3 Things You Need To Know About Fine-Needle Aspiration Biopsies

Oral cancer is a very common type of cancer. According to the Oral Cancer Foundation, about 45,750 Americans will be diagnosed with some type of oral or pharyngeal cancer this year. Oral cancer kills one American every hour. Fortunately, your dentist can help you identify oral cancer in its early stages. Dentists have many diagnostic tools at their disposal, such as fine-needle aspiration biopsies. Here are three things you need to know about these tests.

When are these tests required?

Fine-needle aspiration biopsies are fast and minimally invasive, which makes them a good screening tool for oral cancer. These tests are performed when suspicious lesions are discovered inside the mouth. These lesions may be sores that don't heal, lumps or thickened areas of tissue, white or red patches, or any other suspicious patches of tissue that concern your dentist.

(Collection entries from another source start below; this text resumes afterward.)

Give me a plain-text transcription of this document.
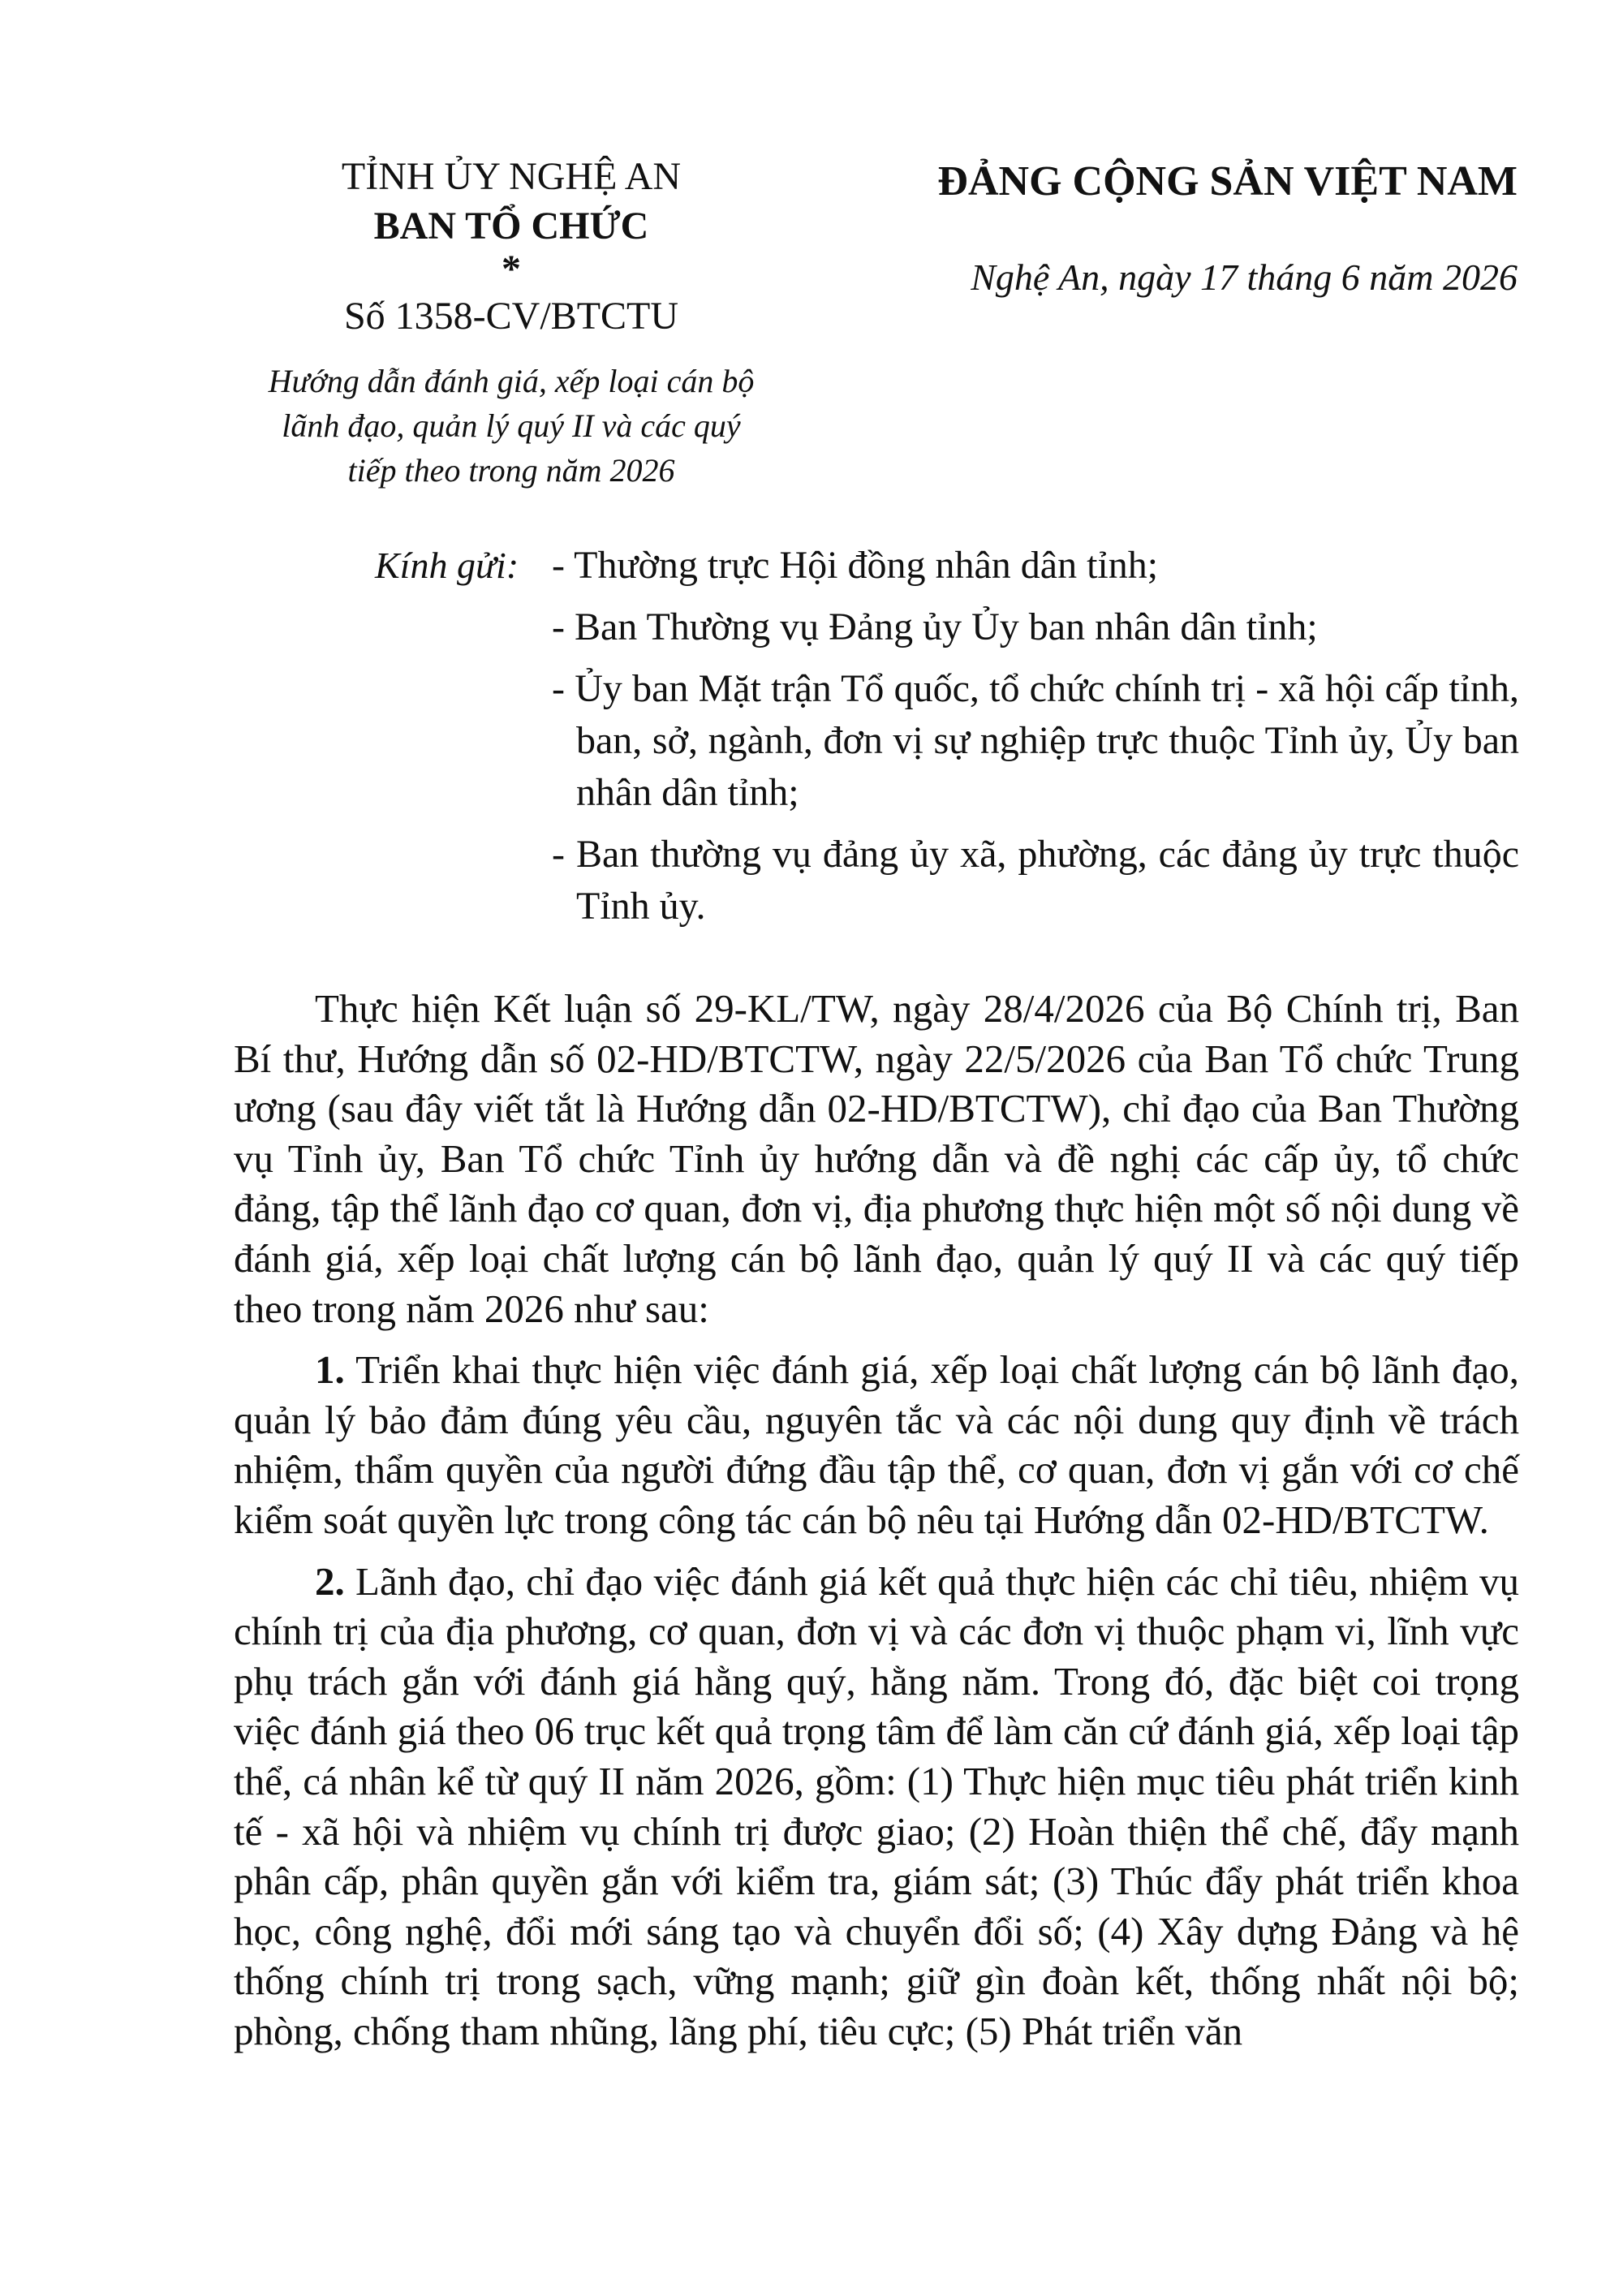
TỈNH ỦY NGHỆ AN
BAN TỔ CHỨC
*
Số 1358-CV/BTCTU
Hướng dẫn đánh giá, xếp loại cán bộ
lãnh đạo, quản lý quý II và các quý
tiếp theo trong năm 2026
ĐẢNG CỘNG SẢN VIỆT NAM
Nghệ An, ngày 17 tháng 6 năm 2026
Kính gửi: - Thường trực Hội đồng nhân dân tỉnh;
- Ban Thường vụ Đảng ủy Ủy ban nhân dân tỉnh;
- Ủy ban Mặt trận Tổ quốc, tổ chức chính trị - xã hội cấp tỉnh, ban, sở, ngành, đơn vị sự nghiệp trực thuộc Tỉnh ủy, Ủy ban nhân dân tỉnh;
- Ban thường vụ đảng ủy xã, phường, các đảng ủy trực thuộc Tỉnh ủy.

Thực hiện Kết luận số 29-KL/TW, ngày 28/4/2026 của Bộ Chính trị, Ban Bí thư, Hướng dẫn số 02-HD/BTCTW, ngày 22/5/2026 của Ban Tổ chức Trung ương (sau đây viết tắt là Hướng dẫn 02-HD/BTCTW), chỉ đạo của Ban Thường vụ Tỉnh ủy, Ban Tổ chức Tỉnh ủy hướng dẫn và đề nghị các cấp ủy, tổ chức đảng, tập thể lãnh đạo cơ quan, đơn vị, địa phương thực hiện một số nội dung về đánh giá, xếp loại chất lượng cán bộ lãnh đạo, quản lý quý II và các quý tiếp theo trong năm 2026 như sau:

1. Triển khai thực hiện việc đánh giá, xếp loại chất lượng cán bộ lãnh đạo, quản lý bảo đảm đúng yêu cầu, nguyên tắc và các nội dung quy định về trách nhiệm, thẩm quyền của người đứng đầu tập thể, cơ quan, đơn vị gắn với cơ chế kiểm soát quyền lực trong công tác cán bộ nêu tại Hướng dẫn 02-HD/BTCTW.

2. Lãnh đạo, chỉ đạo việc đánh giá kết quả thực hiện các chỉ tiêu, nhiệm vụ chính trị của địa phương, cơ quan, đơn vị và các đơn vị thuộc phạm vi, lĩnh vực phụ trách gắn với đánh giá hằng quý, hằng năm. Trong đó, đặc biệt coi trọng việc đánh giá theo 06 trục kết quả trọng tâm để làm căn cứ đánh giá, xếp loại tập thể, cá nhân kể từ quý II năm 2026, gồm: (1) Thực hiện mục tiêu phát triển kinh tế - xã hội và nhiệm vụ chính trị được giao; (2) Hoàn thiện thể chế, đẩy mạnh phân cấp, phân quyền gắn với kiểm tra, giám sát; (3) Thúc đẩy phát triển khoa học, công nghệ, đổi mới sáng tạo và chuyển đổi số; (4) Xây dựng Đảng và hệ thống chính trị trong sạch, vững mạnh; giữ gìn đoàn kết, thống nhất nội bộ; phòng, chống tham nhũng, lãng phí, tiêu cực; (5) Phát triển văn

Many types of cancerous and non-cancerous lesions look very similar, even to dentists, so your dentist may not be able to identify your lesions with a visual inspection alone. To help diagnose the lesion, your dentist may recommend a fine-needle aspiration biopsy.

How are they performed?

This test is fairly simple and can be completed in your dentist's office. Your dentist will insert a thin, hollow needle into the lesion and draw out a sample of the tissue. Both fluid and solid pieces of the lesion will be removed for examination. Since the needle is very thin, you won't feel much pain from this procedure.

The samples will then be examined under a microscope for signs of cancer cells. This process doesn't take long, so you may get the results the same day as your test.

What happens if cancer is found?

If the fine-needle aspiration biopsy finds cancer cells, treatment can start. Treatment may be handled by your dentist, an oral surgeon, or an oncologist, depending on the type of cancer you have and where it's located. 

The main treatment for oral cancer is surgery. Your cancer will be carefully excised, and to make sure that it's all gone, a margin of healthy tissue from around the cancer will also be removed. This may be the only treatment you need, but some people also need chemotherapy or radiation therapy.

If you discover a lesion inside your mouth, make sure to tell your dentist. Your dentist can perform tests such as fine-needle aspiration biopsies to find out if the lesion is cancerous.